WASHINGTON – Private-sector chief information officers (CIO) will play a key role in the work of the new U.S. Department of Homeland Security, according to Lee Holcomb, director of infrastructure at the White House Office of Homeland Security.

Holcomb, who delivered the keynote address here Tuesday at the Homeland Security 2002 conference, heads the IT side of the effort to merge 22 federal agencies into the one new department.

About 80% of the country’s “critical infrastructure” — industries including transportation, healthcare, power supply and financial services — lies in the corporate world, Holcomb said. His office is assessing the technologies that are used most commonly among the agencies.

“The first thing we’re doing with CIOs is trying to identify where are those common technologies, and where we can, seek enterprise licenses,” so that the department is using the same systems, he said. The department purchased a 250,000-seat license for Autonomy Corp. knowledge management software after finding that it was popular among companies, he added.

“The other thing we’re looking to CIOs to do is advise us on best practices,” he said. Holcomb and other federal CIOs involved in the creation of Homeland Security spent the summer consulting with companies including Hewlett-Packard, Exxon Mobil, Raytheon and others that have recently merged with other companies and faced big IT integration projects.

“One of the common themes is that they all had a fairly large integration team when dealing with mergers,” he said. “And communication is essential. The things all of them put in place by day one had to do with communication.”

To that end, Holcomb intends to ensure that a departmentwide directory, secure e-mail and a set of informational Web portals are all operational by the new department’s first day, Jan. 25, 2003.

“On day one we’re going to have 170,000 people,” he said. The portals will answer questions for personnel making the transition.

Holcomb’s goal is to develop an “enterprise architecture” for the department, a continuation of work he did while serving as CIO of NASA from 1997 until earlier this year. As Holcomb sees it, a successful integration of systems starts with understanding the business needs of the entity — in this case, the Department of Homeland Security — and then finding the right technologies to address those needs.

“Our goal is to provide the right information to the right people all of the time,” he said. “The technological piece may be the easiest [part].”

Integrating processes that were not initially intended to serve one another, and people coming from different backgrounds and cultures, is more difficult, another lesson Holcomb learned from the corporate CIOs.
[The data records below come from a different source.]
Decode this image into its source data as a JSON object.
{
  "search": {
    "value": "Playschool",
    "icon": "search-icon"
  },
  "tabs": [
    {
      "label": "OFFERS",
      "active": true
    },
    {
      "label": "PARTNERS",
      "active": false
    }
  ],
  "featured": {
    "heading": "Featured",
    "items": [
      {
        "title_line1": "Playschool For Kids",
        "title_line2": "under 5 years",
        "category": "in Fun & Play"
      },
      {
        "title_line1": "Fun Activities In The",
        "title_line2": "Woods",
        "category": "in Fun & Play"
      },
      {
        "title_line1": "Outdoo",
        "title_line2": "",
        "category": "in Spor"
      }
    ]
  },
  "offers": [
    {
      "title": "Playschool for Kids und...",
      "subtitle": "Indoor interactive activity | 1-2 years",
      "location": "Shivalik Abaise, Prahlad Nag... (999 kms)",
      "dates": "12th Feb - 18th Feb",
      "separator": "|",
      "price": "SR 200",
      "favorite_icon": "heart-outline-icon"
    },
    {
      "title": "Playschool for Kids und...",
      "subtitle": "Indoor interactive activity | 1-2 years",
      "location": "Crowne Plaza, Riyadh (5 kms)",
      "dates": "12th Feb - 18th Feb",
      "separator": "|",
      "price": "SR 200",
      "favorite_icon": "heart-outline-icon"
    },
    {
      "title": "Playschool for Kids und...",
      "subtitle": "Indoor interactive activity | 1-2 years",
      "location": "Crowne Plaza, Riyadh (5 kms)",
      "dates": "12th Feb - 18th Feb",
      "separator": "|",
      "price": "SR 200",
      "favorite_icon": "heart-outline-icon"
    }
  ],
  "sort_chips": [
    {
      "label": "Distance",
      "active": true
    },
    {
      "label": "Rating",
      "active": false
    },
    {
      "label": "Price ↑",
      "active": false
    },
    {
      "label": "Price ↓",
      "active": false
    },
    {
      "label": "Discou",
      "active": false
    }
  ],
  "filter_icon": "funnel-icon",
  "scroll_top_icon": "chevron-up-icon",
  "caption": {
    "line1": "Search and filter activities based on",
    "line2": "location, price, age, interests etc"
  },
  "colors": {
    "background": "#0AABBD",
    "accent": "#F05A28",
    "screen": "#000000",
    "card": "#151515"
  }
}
However, the technological challenges are formidable, he said. His task is to take 22 separate information systems and merge them into one, or possibly two if the agency decides to maintain separate military and civil systems. The job challenges him to create a single “trusted database of record” starting with inconsistent information stored in different locations. He has to worry about first responders, such as local fire and police departments, that use 1970s communications technology. And like corporate CIOs everywhere, he has to plan a migration from legacy computer systems to a unified infrastructure.

“It’s a daunting task,” he said.

Holcomb inspires confidence, though. Skip Crane, a conference attendee and program manager with a nonprofit company called Advanced Technology Institute in Charleston, S.C., who worked with Holcomb on making federal Web sites accessible to the blind, said Holcomb brings a strong streak of creativity to his work and a keen ability to prioritize.

“He understands that people need to continue to work on [what can’t be done], but the energy needs to go into making sure we’re doing the priority things,” said Crane.

The private sector businesses, many of them still reeling in the wake of the 2001 terror attacks, are listening more closely than they might to the government’s plea for cooperation, said Larry Wentz, a conference-goer here and management consultant with Suss Consulting, based in Jenkintown, Pa.

“Where the private sector works well with the government is in responding to critical situations, like the World Trade Center,” he said, after hearing Holcomb’s keynote. “They would be willing to look at additional security, meaning investments they would need to make, because of a self-interest motivated by broader interests.”